Ré­chauf­fe­ment cli­ma­tique: l’ar­chi­tec­ture garde la tête froide

Éditorial de Camille Claessens-Vallet du TRACÉS de septembre 2022

Date de publication
08-09-2022

Cet été, il a fait chaud. Alors que la Suisse se liquéfiait et que la presse généraliste cherchait désespérément à relayer des solutions – sinon au réchauffement climatique, du moins aux îlots de chaleur et à la pénurie énergétique –, certains de nos confrères architectes apparaissaient plutôt pessimistes.

Ainsi, on a pu lire dans la presse quotidienne que la production architecturale des 20 dernières années n’aurait été que «lubie»1. Que l’écoquartier des Plaines-du-Loup à Lausanne est déjà «dépassé». On a même découvert dans le témoignage d’un maître d’enseignement et de recherche de l’EPFL2 que la génération qui sort aujourd’hui de l’école polytechnique serait peu consciente des enjeux climatiques.

Du côté de la presse spécialisée, on se réjouit que ces sujets brûlants, abordés régulièrement dans nos colonnes, enflamment enfin le débat public3. Cependant il nous semble que toutes les clefs ne sont pas données au lectorat pour se faire une opinion éclairée. Par exemple, nous pouvons affirmer – après avoir vu l’exposition de diplômes en question –, que nous y avons vu des projets engagés, attentifs aux matériaux et au rythme des saisons. Du manifeste dénonçant la logique extractiviste à l’expérience poétique sur l’habitat du vivant, il nous parait au contraire évident que les étudiant·es d’aujourd’hui s’emparent des bonnes questions.

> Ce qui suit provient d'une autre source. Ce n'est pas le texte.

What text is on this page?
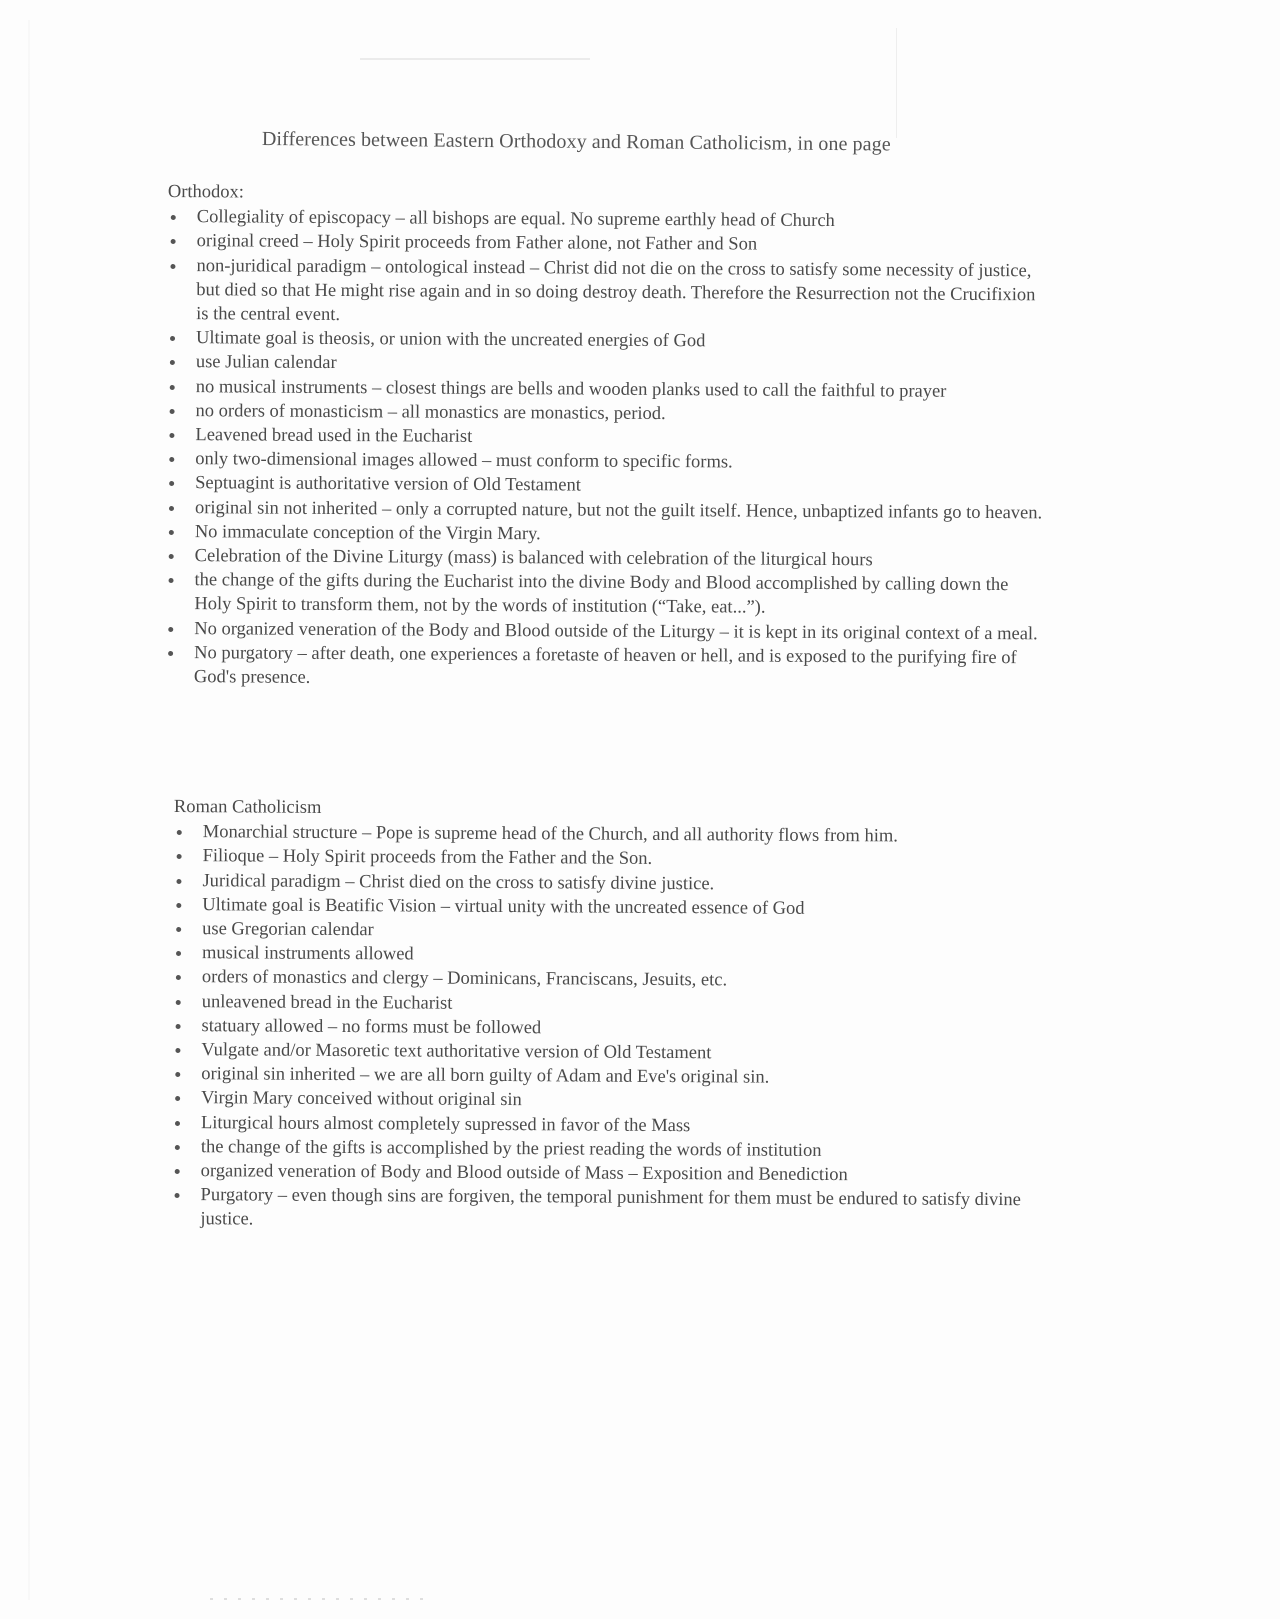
Differences between Eastern Orthodoxy and Roman Catholicism, in one page
Orthodox:
Collegiality of episcopacy – all bishops are equal. No supreme earthly head of Church
original creed – Holy Spirit proceeds from Father alone, not Father and Son
non-juridical paradigm – ontological instead – Christ did not die on the cross to satisfy some necessity of justice, but died so that He might rise again and in so doing destroy death. Therefore the Resurrection not the Crucifixion is the central event.
Ultimate goal is theosis, or union with the uncreated energies of God
use Julian calendar
no musical instruments – closest things are bells and wooden planks used to call the faithful to prayer
no orders of monasticism – all monastics are monastics, period.
Leavened bread used in the Eucharist
only two-dimensional images allowed – must conform to specific forms.
Septuagint is authoritative version of Old Testament
original sin not inherited – only a corrupted nature, but not the guilt itself. Hence, unbaptized infants go to heaven.
No immaculate conception of the Virgin Mary.
Celebration of the Divine Liturgy (mass) is balanced with celebration of the liturgical hours
the change of the gifts during the Eucharist into the divine Body and Blood accomplished by calling down the Holy Spirit to transform them, not by the words of institution (“Take, eat...”).
No organized veneration of the Body and Blood outside of the Liturgy – it is kept in its original context of a meal.
No purgatory – after death, one experiences a foretaste of heaven or hell, and is exposed to the purifying fire of God's presence.
Roman Catholicism
Monarchial structure – Pope is supreme head of the Church, and all authority flows from him.
Filioque – Holy Spirit proceeds from the Father and the Son.
Juridical paradigm – Christ died on the cross to satisfy divine justice.
Ultimate goal is Beatific Vision – virtual unity with the uncreated essence of God
use Gregorian calendar
musical instruments allowed
orders of monastics and clergy – Dominicans, Franciscans, Jesuits, etc.
unleavened bread in the Eucharist
statuary allowed – no forms must be followed
Vulgate and/or Masoretic text authoritative version of Old Testament
original sin inherited – we are all born guilty of Adam and Eve's original sin.
Virgin Mary conceived without original sin
Liturgical hours almost completely supressed in favor of the Mass
the change of the gifts is accomplished by the priest reading the words of institution
organized veneration of Body and Blood outside of Mass – Exposition and Benediction
Purgatory – even though sins are forgiven, the temporal punishment for them must be endured to satisfy divine justice.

Les professionnel·les s’activent aussi pour trouver des pistes: à Bâle, l’association Countdown 2030 alerte sur l’impact de la démolition; à Fribourg, l’association Archiclimat.ch se mobilise; le collectif Rethink Materials organisait en juillet un atelier permettant aux participant·es d’expérimenter le potentiel de la déconstruction; partout, on transforme, et il est rassurant de voir que les médias généralistes comprennent enfin l’importance d’anoblir cet acte, plutôt que de célébrer la construction neuve.

Oui, la profession doit se réinventer en profondeur, questionner ses pratiques et davantage communiquer sur les enjeux actuels. Certes, de grands projets émergent enfin et font parfois figures d’OVNI dans le contexte de la lutte contre le réchauffement climatique. Si l’«écoquartier» des Plaines-du-Loup, par exemple, doit être discuté, l’accuser d’être un futur nid à îlots de chaleur nous parait contestable: en concentrant le parking dans un silo, les architectes ont permis de conserver de la pleine terre entre les vastes masses bâties. Il faudra peut-être 50 ans, mais les arbres peuvent y pousser.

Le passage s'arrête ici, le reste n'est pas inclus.